We initially predicted that most homologues of the BCJA1 proteins would occur among the five sequenced “Bacillus” genomes: B. anthracis (Read et al. 2003); B. cereus (Ivanova et al. 2003); B. halodurans (Takami et al. 2000); B. subtilis (Kunst et al. 1997) and Oceanobacillus iheyensis (Takami et al. 2002) or the fully characterized Bacillus phages, which include B. subtilis phages SPP1 (Alonso et al. 1997), PZA (Paces et al. 1989), B103 (Pecenkova et al. 1997), SPβc2 (Ravantti et al. 2004), and GA-1 (Salas 2004); and B. thuringiensis phage Bam35. This was not the case, though BCJA1 CDS 3–8 are collinear with B. halodurans prophage Bha35X/Bh1 genes BH3551–BH3546. The possible exception is the Cro homologue of BCJA1 (CDS 6), which does not display sequence homology to B. halodurans gene BH3548. Interestingly, the latter encodes a basic protein of 98 amino acids, containing a helix–turn–helix motif. This unannotated gene is spatially arranged relative to the putative Bha35X/Bh1 repressor gene in an identical orientation to that of BCJA1 CDS 67, suggesting that BH3548 probably encodes a Cro homologue. The other region displaying B. halodurans homologues is defined by BCJA1 CDS 50 (BH0961) CDS 53 (BH0962), and CDS 59 (BH0963). These genes in B. halodurans are found upstream of an amidase–holin pair, suggesting the presence of another defective prophage in the bacterial genome. This cluster of genes also occurs in O. iheyensis.

The high degree of similarity between Bacillus phage BCJA1c and Streptococcus phage and prophage genes was unexpected. Similarity is particularly evident (Table 1) in the genes involved in DNA replication, recombination, and morphogenesis. This is practically apparent using a dotplot comparison of the nucleotide sequence of BCJA1 with Streptococcus pyogenes prophage 370.1 (Ferretti et al. 2001; Fig. 1), which, in typical phage evolution format, shows blocks of homology separated by regions that do not share a common ancestor. Canchaya et al. (Canchaya et al. 2003) have proposed that prophage 370.1 is a member of the Sf11-like group of Siphoviridae employing pac-site DNA packaging. It has also been shown that the morphogenesis genes of prophage Bha35X/Bh1 are homologous to those of S. pyogenes prophage 315.5 (Banks et al. 2002;Beres et al. 2002). This adds further proof to the argument that horizontal gene transfer has occurred freely among the members of the bacterial phylum Firmicutes.

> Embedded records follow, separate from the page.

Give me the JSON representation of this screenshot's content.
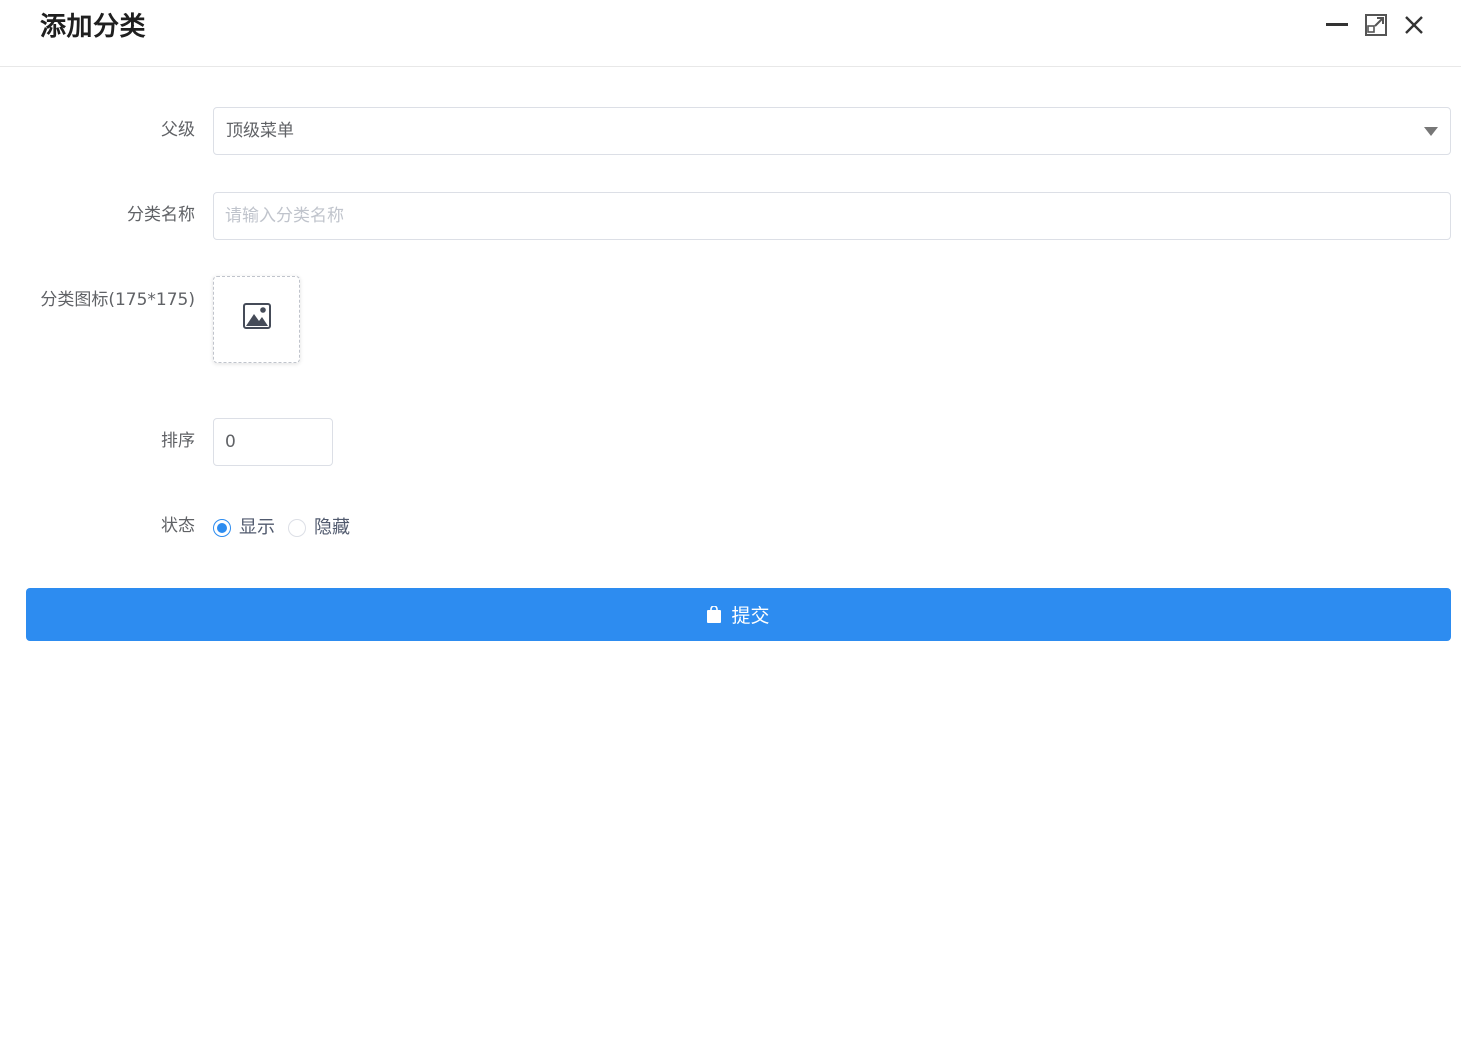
{
  "dialog": {
    "title": "添加分类"
  },
  "form": {
    "parent": {
      "label": "父级",
      "value": "顶级菜单"
    },
    "name": {
      "label": "分类名称",
      "placeholder": "请输入分类名称",
      "value": ""
    },
    "icon": {
      "label": "分类图标(175*175)"
    },
    "sort": {
      "label": "排序",
      "value": "0"
    },
    "status": {
      "label": "状态",
      "options": [
        "显示",
        "隐藏"
      ],
      "selected": "显示"
    },
    "submit_label": "提交"
  },
  "colors": {
    "primary": "#2d8cf0",
    "border": "#dcdfe6",
    "placeholder": "#c0c4cc"
  }
}
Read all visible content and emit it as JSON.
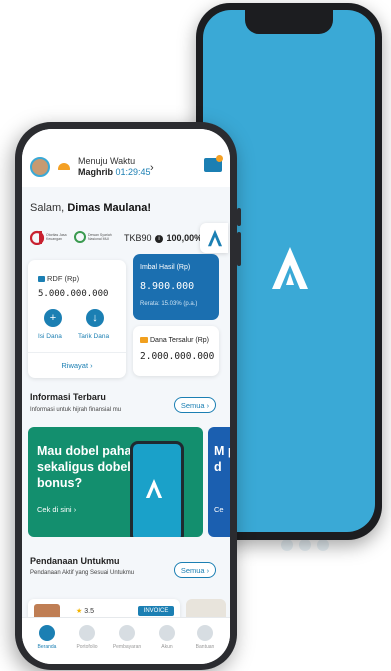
{
  "header": {
    "line1": "Menuju Waktu",
    "prayer": "Maghrib",
    "countdown": "01:29:45",
    "chevron": "›"
  },
  "greeting": {
    "prefix": "Salam,",
    "name": "Dimas Maulana!"
  },
  "licenses": {
    "ojk_text": "Otoritas Jasa Keuangan",
    "mui_text": "Dewan Syariah Nasional MUI"
  },
  "tkb": {
    "label": "TKB90",
    "info_icon": "i",
    "value": "100,00%"
  },
  "rdf": {
    "label": "RDF (Rp)",
    "value": "5.000.000.000",
    "isi_label": "Isi Dana",
    "tarik_label": "Tarik Dana",
    "riwayat": "Riwayat",
    "plus_glyph": "+",
    "down_glyph": "↓"
  },
  "imbal": {
    "label": "Imbal Hasil (Rp)",
    "value": "8.900.000",
    "rerata": "Rerata: 15.03% (p.a.)"
  },
  "tersalur": {
    "label": "Dana Tersalur (Rp)",
    "value": "2.000.000.000"
  },
  "info_section": {
    "title": "Informasi Terbaru",
    "subtitle": "Informasi untuk hijrah finansial mu",
    "all_label": "Semua"
  },
  "promo": {
    "text": "Mau dobel pahala sekaligus dobel bonus?",
    "cta": "Cek di sini",
    "peek_text": "M p d",
    "peek_cta": "Ce"
  },
  "funding_section": {
    "title": "Pendanaan Untukmu",
    "subtitle": "Pendanaan Aktif yang Sesuai Untukmu",
    "all_label": "Semua",
    "rating": "3.5",
    "badge": "INVOICE"
  },
  "bottom_nav": {
    "items": [
      {
        "label": "Beranda",
        "icon": "home-icon"
      },
      {
        "label": "Portofolio",
        "icon": "portfolio-icon"
      },
      {
        "label": "Pembayaran",
        "icon": "payment-icon"
      },
      {
        "label": "Akun",
        "icon": "account-icon"
      },
      {
        "label": "Bantuan",
        "icon": "help-icon"
      }
    ]
  },
  "colors": {
    "brand": "#1b7fb3",
    "splash": "#3aa9d6",
    "promo": "#138f6e"
  }
}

Proteins achieve conformational stability by means of covalent bonds (Cys-Cys), electrostatic forces, hydrogen bonds, and van der Waals interactions. These are all influenced by extremes of pH. We had hoped that a physicochemical comparison of alkaliphilic versus nonalkaliphilic viral structural homologues would provide us with some understanding of the nature of protein structure and its adaptation to high pH environments. Phage BCJA1 virions are completely stable from pH 6–11, but lose 75% of their titer after 1 h at pH 4 (Jarrell et al. 1997). Using the portal, major capsid, and major tail proteins as indicators, there was no significant difference in the relative concentrations of strongly acidic (D, E), strongly basic (K, R), hydrophobic (A, I, L, F, W, V) or polar amino acids (N, C, Q, S, T, Y) when comparing BCJA1 and its closest homologues. While within the window of pH stability, only the ionic interactions between charged side chains would be affected, other protein stabilizing interactions would function to achieve virion structural stability. These forces function in both alkaliphilic and nonalkaliphilic systems.